В спальне Эйлин с остервенением вытерла волосы. О, как бы ей хотелось, чтобы Джоэль не появлялся в доме. Он все еще обладал властью над ней, а Эйлин этого не хотела. Зачем она согласилась на его смехотворное предложение? Частично из чувства долга — ведь, несмотря ни на что, Джоэль был отцом Гей, а частично из любопытства — кто может устоять против желания снова увидеть бывшего любовника? Но большей частью из чувства мести — чтобы Джоэль мог увидеть спокойную, счастливую мать и дитя и понять, что он здесь не нужен. Он однажды отверг их, а на этот раз она отвергает его.

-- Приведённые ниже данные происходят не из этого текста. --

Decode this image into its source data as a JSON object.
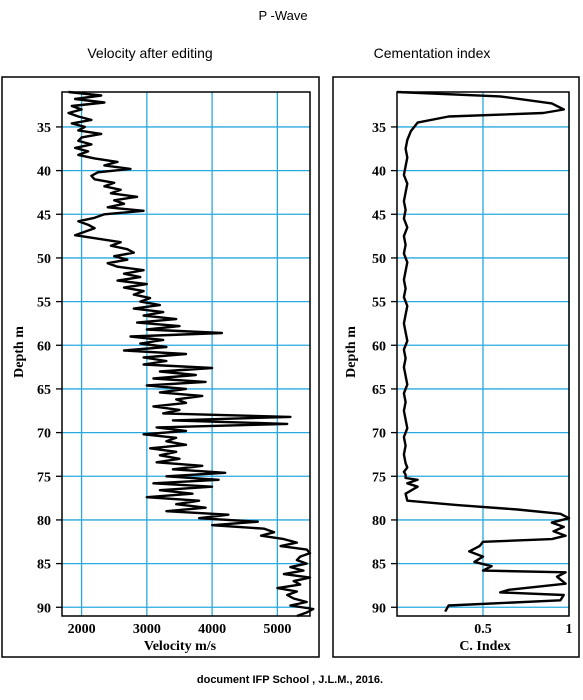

Беда заключалась в том, что она учла в своих расчетах все за исключением своих собственных чувств, а они как раз и вышли из-под ее контроля. И она не была больше единственной все решающей силой в данной ситуации. Со всей неизбежностью она, Джоэль и Гей — все вместе оказались вовлечены в сложный треугольник взаимоотношений.

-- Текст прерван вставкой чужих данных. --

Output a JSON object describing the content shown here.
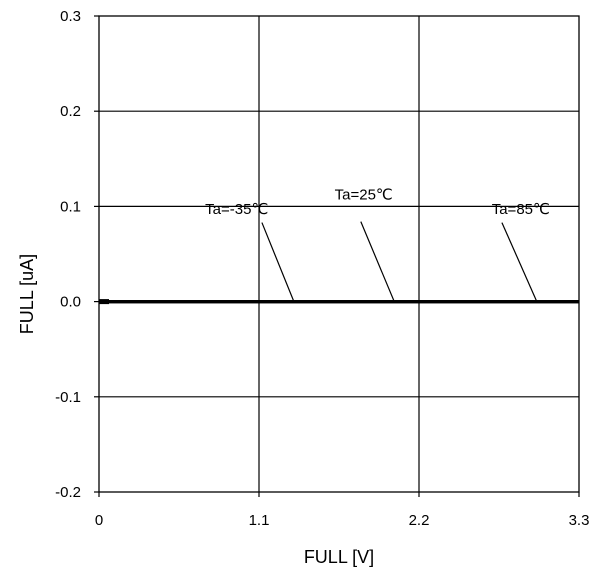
{
  "chart_data": {
    "type": "line",
    "title": "",
    "xlabel": "FULL [V]",
    "ylabel": "FULL [uA]",
    "xlim": [
      0,
      3.3
    ],
    "ylim": [
      -0.2,
      0.3
    ],
    "grid": true,
    "x_ticks": [
      0,
      1.1,
      2.2,
      3.3
    ],
    "y_ticks": [
      -0.2,
      -0.1,
      0.0,
      0.1,
      0.2,
      0.3
    ],
    "x_tick_labels": [
      "0",
      "1.1",
      "2.2",
      "3.3"
    ],
    "y_tick_labels": [
      "-0.2",
      "-0.1",
      "0.0",
      "0.1",
      "0.2",
      "0.3"
    ],
    "series": [
      {
        "name": "Ta=-35℃",
        "x": [
          0,
          0.55,
          1.1,
          1.65,
          2.2,
          2.75,
          3.3
        ],
        "y": [
          0,
          0,
          0,
          0,
          0,
          0,
          0
        ]
      },
      {
        "name": "Ta=25℃",
        "x": [
          0,
          0.55,
          1.1,
          1.65,
          2.2,
          2.75,
          3.3
        ],
        "y": [
          0,
          0,
          0,
          0,
          0,
          0,
          0
        ]
      },
      {
        "name": "Ta=85℃",
        "x": [
          0,
          0.55,
          1.1,
          1.65,
          2.2,
          2.75,
          3.3
        ],
        "y": [
          0,
          0,
          0,
          0,
          0,
          0,
          0
        ]
      }
    ],
    "annotations": [
      {
        "text": "Ta=-35℃",
        "text_x": 0.73,
        "text_y": 0.092,
        "from_x": 1.12,
        "from_y": 0.083,
        "to_x": 1.34,
        "to_y": 0.0
      },
      {
        "text": "Ta=25℃",
        "text_x": 1.62,
        "text_y": 0.107,
        "from_x": 1.8,
        "from_y": 0.084,
        "to_x": 2.03,
        "to_y": 0.0
      },
      {
        "text": "Ta=85℃",
        "text_x": 2.7,
        "text_y": 0.092,
        "from_x": 2.77,
        "from_y": 0.083,
        "to_x": 3.01,
        "to_y": 0.0
      }
    ]
  }
}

Она переоделась в черный свитер и зачесала мокрые волосы со лба назад, решив обойтись без косметики, чтобы показать Джоэлю свое полное равнодушие к его присутствию. Глядя на свое отражение в зеркале — черный свитер, зачесанные назад волосы она вспомнила первый свой вечер с Джоэлем, когда он назвал ее светящимся ангелом и поцеловал в саду. Она силой отогнала от себя воспоминание и торопливо возвратилась на кухню.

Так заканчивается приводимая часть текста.